Esteban’s final claim is that the forty-year prison term is excessive, harsh and the result of an erroneous exercise of discretion.  Sentencing is committed to the discretion of the sentencing court, and appellate review is limited to determining whether there was a misuse of discretion.  See State v. J.E.B., 161 Wis.2d 655, 661, 469 N.W.2d 192, 195 (Ct. App. 1991).  A strong presumption of reasonableness is afforded sentencing decisions because the trial court is in the best position to consider the relevant factors and assess the defendant’s demeanor. See State v. Setagord, 211 Wis.2d 397, 418, 565 N.W.2d 506, 514 (1997).  The three primary factors to be considered are the gravity of the offense, including the effect on the victim; the character of the offender, including his or her rehabilitative needs and the interests of deterrence; and the need for protecting the public.  See id. at 416, 565 N.W.2d at 514.  To overturn a sentence, a defendant must show some unreasonable or unjustifiable basis for the sentence in the record.  See State v.
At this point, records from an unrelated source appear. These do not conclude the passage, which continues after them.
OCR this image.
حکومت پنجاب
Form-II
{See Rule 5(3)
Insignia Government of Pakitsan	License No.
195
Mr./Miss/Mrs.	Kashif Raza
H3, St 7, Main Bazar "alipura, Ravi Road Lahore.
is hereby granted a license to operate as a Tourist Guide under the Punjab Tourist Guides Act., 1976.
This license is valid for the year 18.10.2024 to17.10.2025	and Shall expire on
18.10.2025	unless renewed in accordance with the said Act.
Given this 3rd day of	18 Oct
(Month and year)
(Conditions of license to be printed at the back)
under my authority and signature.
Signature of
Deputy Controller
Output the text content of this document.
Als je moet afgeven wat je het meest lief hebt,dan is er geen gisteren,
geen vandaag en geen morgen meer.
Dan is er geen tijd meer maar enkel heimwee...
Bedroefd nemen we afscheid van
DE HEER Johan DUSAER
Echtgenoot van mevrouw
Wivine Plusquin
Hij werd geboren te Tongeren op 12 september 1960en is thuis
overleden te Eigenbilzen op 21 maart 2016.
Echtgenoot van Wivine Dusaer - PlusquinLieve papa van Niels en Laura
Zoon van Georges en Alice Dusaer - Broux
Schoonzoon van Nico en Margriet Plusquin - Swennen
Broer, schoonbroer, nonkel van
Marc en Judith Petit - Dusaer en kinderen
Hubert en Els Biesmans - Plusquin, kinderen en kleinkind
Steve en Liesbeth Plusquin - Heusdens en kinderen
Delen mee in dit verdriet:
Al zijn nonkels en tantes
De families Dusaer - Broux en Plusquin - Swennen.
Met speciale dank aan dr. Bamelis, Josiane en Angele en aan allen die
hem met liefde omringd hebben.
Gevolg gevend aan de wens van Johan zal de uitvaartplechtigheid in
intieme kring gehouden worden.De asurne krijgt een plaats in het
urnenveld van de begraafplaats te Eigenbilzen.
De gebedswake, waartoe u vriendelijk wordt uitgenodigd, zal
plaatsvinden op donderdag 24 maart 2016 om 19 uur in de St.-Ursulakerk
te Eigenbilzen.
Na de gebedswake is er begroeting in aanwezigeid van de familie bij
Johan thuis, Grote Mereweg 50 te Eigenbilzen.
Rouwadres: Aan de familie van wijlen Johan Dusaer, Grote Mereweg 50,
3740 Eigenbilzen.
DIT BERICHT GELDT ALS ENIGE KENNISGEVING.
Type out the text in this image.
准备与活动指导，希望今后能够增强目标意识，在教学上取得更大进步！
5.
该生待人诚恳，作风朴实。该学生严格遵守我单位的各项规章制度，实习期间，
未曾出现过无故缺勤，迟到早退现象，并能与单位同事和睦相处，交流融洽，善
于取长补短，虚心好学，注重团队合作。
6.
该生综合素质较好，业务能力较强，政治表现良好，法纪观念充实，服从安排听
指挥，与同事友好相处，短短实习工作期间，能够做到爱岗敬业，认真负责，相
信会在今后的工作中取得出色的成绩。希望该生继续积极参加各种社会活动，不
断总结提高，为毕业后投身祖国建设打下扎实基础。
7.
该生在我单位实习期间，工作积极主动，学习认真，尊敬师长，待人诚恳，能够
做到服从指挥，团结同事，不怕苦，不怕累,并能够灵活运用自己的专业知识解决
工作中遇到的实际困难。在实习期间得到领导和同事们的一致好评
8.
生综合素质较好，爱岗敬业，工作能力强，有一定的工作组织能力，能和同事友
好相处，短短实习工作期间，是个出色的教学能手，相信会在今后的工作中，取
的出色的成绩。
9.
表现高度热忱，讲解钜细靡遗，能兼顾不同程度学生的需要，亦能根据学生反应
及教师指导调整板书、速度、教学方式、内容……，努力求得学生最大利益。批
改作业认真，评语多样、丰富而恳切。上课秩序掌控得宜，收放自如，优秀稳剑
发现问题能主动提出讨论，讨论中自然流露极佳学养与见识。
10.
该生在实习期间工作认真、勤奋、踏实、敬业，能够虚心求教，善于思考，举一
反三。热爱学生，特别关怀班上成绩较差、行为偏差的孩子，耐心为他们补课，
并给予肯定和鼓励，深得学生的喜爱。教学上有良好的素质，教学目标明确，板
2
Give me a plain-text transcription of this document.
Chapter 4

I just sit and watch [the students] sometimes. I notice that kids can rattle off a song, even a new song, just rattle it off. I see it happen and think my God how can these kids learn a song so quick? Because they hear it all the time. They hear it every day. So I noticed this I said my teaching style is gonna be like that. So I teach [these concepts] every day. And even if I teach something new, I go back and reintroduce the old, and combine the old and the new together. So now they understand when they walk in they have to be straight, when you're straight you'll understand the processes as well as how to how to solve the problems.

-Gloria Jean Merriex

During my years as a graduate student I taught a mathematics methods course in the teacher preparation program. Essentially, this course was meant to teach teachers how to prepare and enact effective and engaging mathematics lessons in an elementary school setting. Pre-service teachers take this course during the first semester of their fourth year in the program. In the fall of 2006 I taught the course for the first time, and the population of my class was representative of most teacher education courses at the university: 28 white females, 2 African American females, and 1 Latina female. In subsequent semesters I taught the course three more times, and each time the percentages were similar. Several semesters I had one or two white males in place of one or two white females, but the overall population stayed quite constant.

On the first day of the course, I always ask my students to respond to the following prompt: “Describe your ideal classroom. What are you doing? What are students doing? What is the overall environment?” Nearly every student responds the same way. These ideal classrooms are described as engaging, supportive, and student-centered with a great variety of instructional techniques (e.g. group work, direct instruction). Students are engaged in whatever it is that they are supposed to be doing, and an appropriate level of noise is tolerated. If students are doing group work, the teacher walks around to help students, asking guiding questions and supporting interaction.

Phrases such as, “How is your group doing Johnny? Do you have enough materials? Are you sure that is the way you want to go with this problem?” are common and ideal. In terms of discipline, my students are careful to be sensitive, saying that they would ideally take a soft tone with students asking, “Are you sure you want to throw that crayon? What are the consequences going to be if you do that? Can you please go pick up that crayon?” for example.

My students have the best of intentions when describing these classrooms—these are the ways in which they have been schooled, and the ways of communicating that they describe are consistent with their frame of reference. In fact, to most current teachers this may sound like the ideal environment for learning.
Petrone, 161 Wis.2d 530, 563, 468 N.W.2d 676, 689 (1991).

Esteban cites numerous comments made by the trial court which he contends exhibit unwarranted emotional ardor in the sentencing proceedings.  He claims that the maximum sentence was meted out only because of the trial court’s extreme dislike of him. 

The State concedes that the trial court was contemptuous of Esteban.  However, there is no precedent that the trial court must impose sentence in a completely dispassionate manner.  The relevant inquiry is whether the emotion displayed rises to the level of bias or partiality.  See State v. Sinks, 168 Wis.2d 245, 257, 483 N.W.2d 286, 291 (Ct. App. 1992).  We conclude that it did not. 

In addition to the nature of the offense, the trial court considered Esteban’s criminal record, his failure on probation, his character and demeanor, and uncharged conduct.  These were proper additional considerations.  See State v. Iglesias, 185 Wis.2d 117, 128, 517 N.W.2d 175, 178 (1994).  It is apparent that the trial court felt the maximum sentence was necessary to protect Esteban’s family and the public from his inability to control his behavior.  The sentence is based on appropriate factors and the facts of record and is therefore a proper exercise of discretion. 

By the Court.Judgment and order affirmed.

This opinion will not be published.  See Rule 809.23(1)(b)5, Stats.